An infrastructure that cannot scale is an infrastructure that will fail. As a business grows, so does the infrastructure requirements. What used to run on 1 web server may need more, and redundant. Old programs are replaced by new ones with higher resource requirements. What used to be 10 endpoints has become 100, then 1,000, and more. What was 1,000 users has become 100,000 over the years. Keeping infrastructure up to date and scalable is critical to the expansion of your business.

In House / On Premises

In almost every scenario, your business will have your employee-facing devices in house (i.e. their PC). Those must be kept up to date, secure, and managed.

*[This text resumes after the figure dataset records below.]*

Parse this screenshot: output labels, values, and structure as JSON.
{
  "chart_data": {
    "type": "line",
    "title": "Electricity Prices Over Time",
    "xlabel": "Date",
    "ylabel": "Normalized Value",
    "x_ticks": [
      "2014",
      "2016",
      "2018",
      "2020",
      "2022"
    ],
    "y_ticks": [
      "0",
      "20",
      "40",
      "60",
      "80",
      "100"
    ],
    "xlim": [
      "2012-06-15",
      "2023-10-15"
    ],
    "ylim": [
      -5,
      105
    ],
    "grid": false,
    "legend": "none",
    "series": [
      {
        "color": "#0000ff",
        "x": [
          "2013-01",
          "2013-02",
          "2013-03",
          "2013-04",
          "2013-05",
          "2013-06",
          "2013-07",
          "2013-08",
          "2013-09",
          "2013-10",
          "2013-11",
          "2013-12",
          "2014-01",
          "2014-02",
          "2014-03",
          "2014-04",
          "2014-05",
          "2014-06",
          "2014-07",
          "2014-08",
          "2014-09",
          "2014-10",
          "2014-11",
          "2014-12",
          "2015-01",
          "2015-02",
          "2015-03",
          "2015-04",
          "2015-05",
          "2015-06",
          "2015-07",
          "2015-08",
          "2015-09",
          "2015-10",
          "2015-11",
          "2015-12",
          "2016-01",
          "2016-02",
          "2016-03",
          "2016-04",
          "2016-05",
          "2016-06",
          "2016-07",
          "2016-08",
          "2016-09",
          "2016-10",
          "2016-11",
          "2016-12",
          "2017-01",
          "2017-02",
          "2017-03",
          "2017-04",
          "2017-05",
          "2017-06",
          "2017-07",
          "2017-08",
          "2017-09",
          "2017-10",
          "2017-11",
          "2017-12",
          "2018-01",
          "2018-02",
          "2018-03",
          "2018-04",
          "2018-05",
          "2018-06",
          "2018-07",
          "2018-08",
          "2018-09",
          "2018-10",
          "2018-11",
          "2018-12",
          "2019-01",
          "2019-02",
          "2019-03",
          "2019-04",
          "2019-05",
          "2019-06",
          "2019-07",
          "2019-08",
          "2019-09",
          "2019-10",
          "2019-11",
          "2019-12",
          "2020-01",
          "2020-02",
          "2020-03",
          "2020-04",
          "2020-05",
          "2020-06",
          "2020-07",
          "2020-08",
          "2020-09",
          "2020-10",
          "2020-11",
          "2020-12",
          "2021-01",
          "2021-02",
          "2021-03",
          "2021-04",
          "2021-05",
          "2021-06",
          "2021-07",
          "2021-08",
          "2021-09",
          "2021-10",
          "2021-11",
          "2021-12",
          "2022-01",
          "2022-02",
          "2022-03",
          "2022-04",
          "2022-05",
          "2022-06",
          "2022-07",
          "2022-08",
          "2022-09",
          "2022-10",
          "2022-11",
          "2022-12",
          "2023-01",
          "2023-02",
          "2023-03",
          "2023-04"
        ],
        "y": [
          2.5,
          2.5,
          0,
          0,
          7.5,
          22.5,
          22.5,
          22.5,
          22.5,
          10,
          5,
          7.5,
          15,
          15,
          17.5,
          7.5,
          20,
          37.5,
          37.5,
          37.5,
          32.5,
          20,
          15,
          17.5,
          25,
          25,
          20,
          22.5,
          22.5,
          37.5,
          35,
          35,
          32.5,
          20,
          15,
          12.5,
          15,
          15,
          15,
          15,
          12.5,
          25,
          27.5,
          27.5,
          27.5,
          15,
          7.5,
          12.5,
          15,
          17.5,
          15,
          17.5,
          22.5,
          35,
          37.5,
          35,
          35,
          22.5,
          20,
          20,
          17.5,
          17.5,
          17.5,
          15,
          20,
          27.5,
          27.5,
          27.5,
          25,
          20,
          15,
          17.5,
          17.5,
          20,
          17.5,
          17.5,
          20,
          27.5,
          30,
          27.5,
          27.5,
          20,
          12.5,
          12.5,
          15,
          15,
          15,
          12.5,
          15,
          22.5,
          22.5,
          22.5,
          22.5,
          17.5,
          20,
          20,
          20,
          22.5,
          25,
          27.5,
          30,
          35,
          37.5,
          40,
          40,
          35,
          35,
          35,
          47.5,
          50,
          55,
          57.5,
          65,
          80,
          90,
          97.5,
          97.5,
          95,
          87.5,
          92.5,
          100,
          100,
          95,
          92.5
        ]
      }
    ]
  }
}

Do your users store work data on those machines? If so, are they backed up somehow? To where? There is a big push to put systems in the cloud, but cloud is not right for every business or system. In some cases, security is a concern. In others, cost. In still others, availability – the cloud may offer higher up-time, but your link to the Internet may not be stable enough. Cloud hosting is typically a subscription-based model and can be more expensive in the long run. On the other side of the same coin, on premises devices must be kept up to date and monitored by the business. You must have a better understanding of what you have and how it is configured. If ransomware encrypts all your files can you recover from backup? Depending on your industry, you may be required to have and test backups as part of staying compliant with regulations such as PCI, HIPAA, and FERPA. RMIT can help keep your systems happy, healthy, and compliant.

Cloud Services

Many businesses have switched to cloud-based services. This may require less technical insight, but more governance and oversight of the service provider. Monitoring up-time, compliance, and agreements becomes more important, while knowing the hardware, OS, and application become less important.